Die kurze Audi-Datei erklärt in aller Kürze den Aufbau dieses Instruments.

Erklärung des Reifegrad-Modells

Bei neueren Office-Versionen wird die automatische Berechnung des Reifegrades in der interaktiven Datei (*.zip) von Word blockiert! Sie müssen die heruntergeladene und entpackte Datei im Menüpunkt Eigenschaften (rechte Maustaste) als unbedenklich kennzeichnen. Sie sehen das auch im Bild rechts.

Transferfrage: max. 30 Minuten
Füllen Sie das Reifegradmodell aus.
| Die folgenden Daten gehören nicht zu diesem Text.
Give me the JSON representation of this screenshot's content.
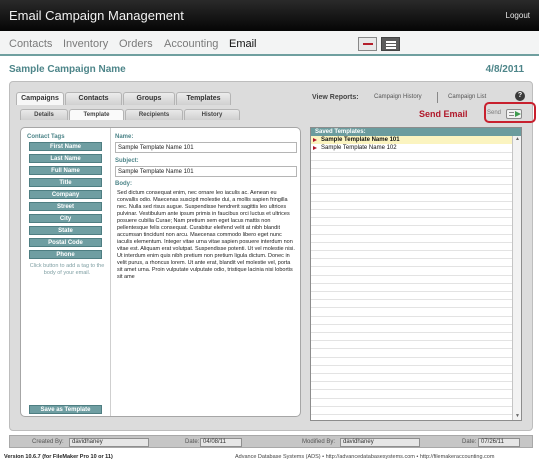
{
  "app": {
    "title": "Email Campaign Management",
    "logout_label": "Logout"
  },
  "nav": {
    "items": [
      "Contacts",
      "Inventory",
      "Orders",
      "Accounting",
      "Email"
    ],
    "active": "Email"
  },
  "header": {
    "campaign_title": "Sample Campaign Name",
    "date": "4/8/2011"
  },
  "tabs": [
    "Campaigns",
    "Contacts",
    "Groups",
    "Templates"
  ],
  "subtabs": [
    "Details",
    "Template",
    "Recipients",
    "History"
  ],
  "reports": {
    "label": "View Reports:",
    "links": [
      "Campaign History",
      "Campaign List"
    ]
  },
  "help_label": "?",
  "send": {
    "label": "Send Email",
    "small_label": "Send"
  },
  "tags": {
    "label": "Contact Tags",
    "buttons": [
      "First Name",
      "Last Name",
      "Full Name",
      "Title",
      "Company",
      "Street",
      "City",
      "State",
      "Postal Code",
      "Phone"
    ],
    "hint": "Click button to add a tag to the body of your email.",
    "save_button": "Save as Template"
  },
  "form": {
    "name_label": "Name:",
    "name_value": "Sample Template Name 101",
    "subject_label": "Subject:",
    "subject_value": "Sample Template Name 101",
    "body_label": "Body:",
    "body_value": "Sed dictum consequat enim, nec ornare leo iaculis ac. Aenean eu convallis odio. Maecenas suscipit molestie dui, a mollis sapien fringilla nec. Nulla sed risus augue. Suspendisse hendrerit sagittis leo ultrices pulvinar. Vestibulum ante ipsum primis in faucibus orci luctus et ultrices posuere cubilia Curae; Nam pretium sem eget lacus mattis non pellentesque felis consequat. Curabitur eleifend velit at nibh blandit accumsan tincidunt non arcu. Maecenas commodo libero eget nunc iaculis elementum. Integer vitae urna vitae sapien posuere interdum non vitae est. Aliquam erat volutpat. Suspendisse potenti. Ut vel molestie nisi. Ut interdum enim quis nibh pretium non pretium ligula dictum. Donec in velit purus, a rhoncus lorem. Ut ante erat, blandit vel molestie vel, porta sit amet urna. Proin vulputate vulputate odio, tristique lacinia nisi lobortis sit ame"
  },
  "saved_templates": {
    "header": "Saved Templates:",
    "items": [
      "Sample Template Name 101",
      "Sample Template Name 102"
    ],
    "selected_index": 0
  },
  "footer": {
    "created_by_label": "Created By:",
    "created_by": "davidhaney",
    "created_date_label": "Date:",
    "created_date": "04/08/11",
    "modified_by_label": "Modified By:",
    "modified_by": "davidhaney",
    "modified_date_label": "Date:",
    "modified_date": "07/26/11"
  },
  "bottom": {
    "version": "Version 10.6.7 (for FileMaker Pro 10 or 11)",
    "credits": "Advance Database Systems (ADS) • http://advancedatabasesystems.com • http://filemakeraccounting.com"
  },
  "colors": {
    "accent_teal": "#6f9ea2",
    "highlight_red": "#c8202e",
    "selected_row": "#fbf4c0"
  }
}
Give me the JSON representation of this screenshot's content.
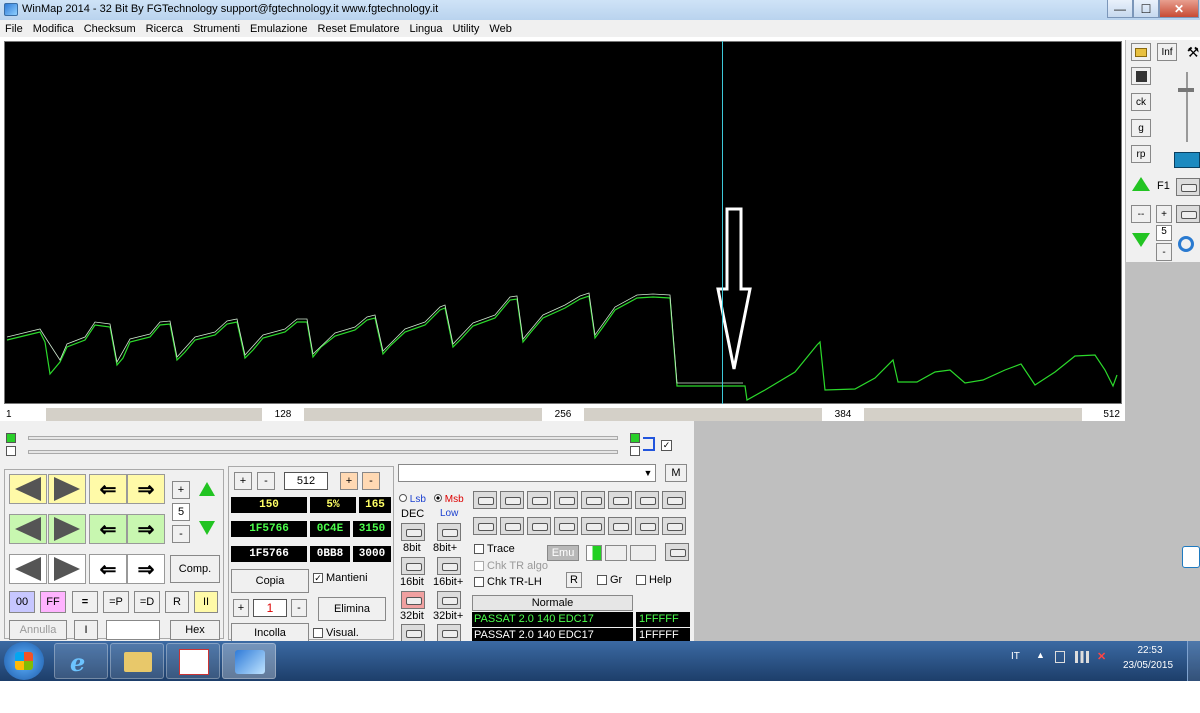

Welches Kriterium hat bei Ihnen eine schlechte Bewertung bekommen und bei welchen Kriterien ist die Bewertung schon zufriedenstellend?
weiterführende Literatur und Links:
QS Kompendium. Materialien zur Qualitätssicherung in der Kinder- und Jugendhilfe. Bundesministerium für Familie, Senioren, Frauen und Jugend, 2002.
Rugor, Regina, von Studzinski Gundula: Qualitätsmanagement nach der ISO Norm. Eine Praxisanleitung für MitarbeiterInnen in sozialen Einrichtungen. Beltz Verlag, 2003.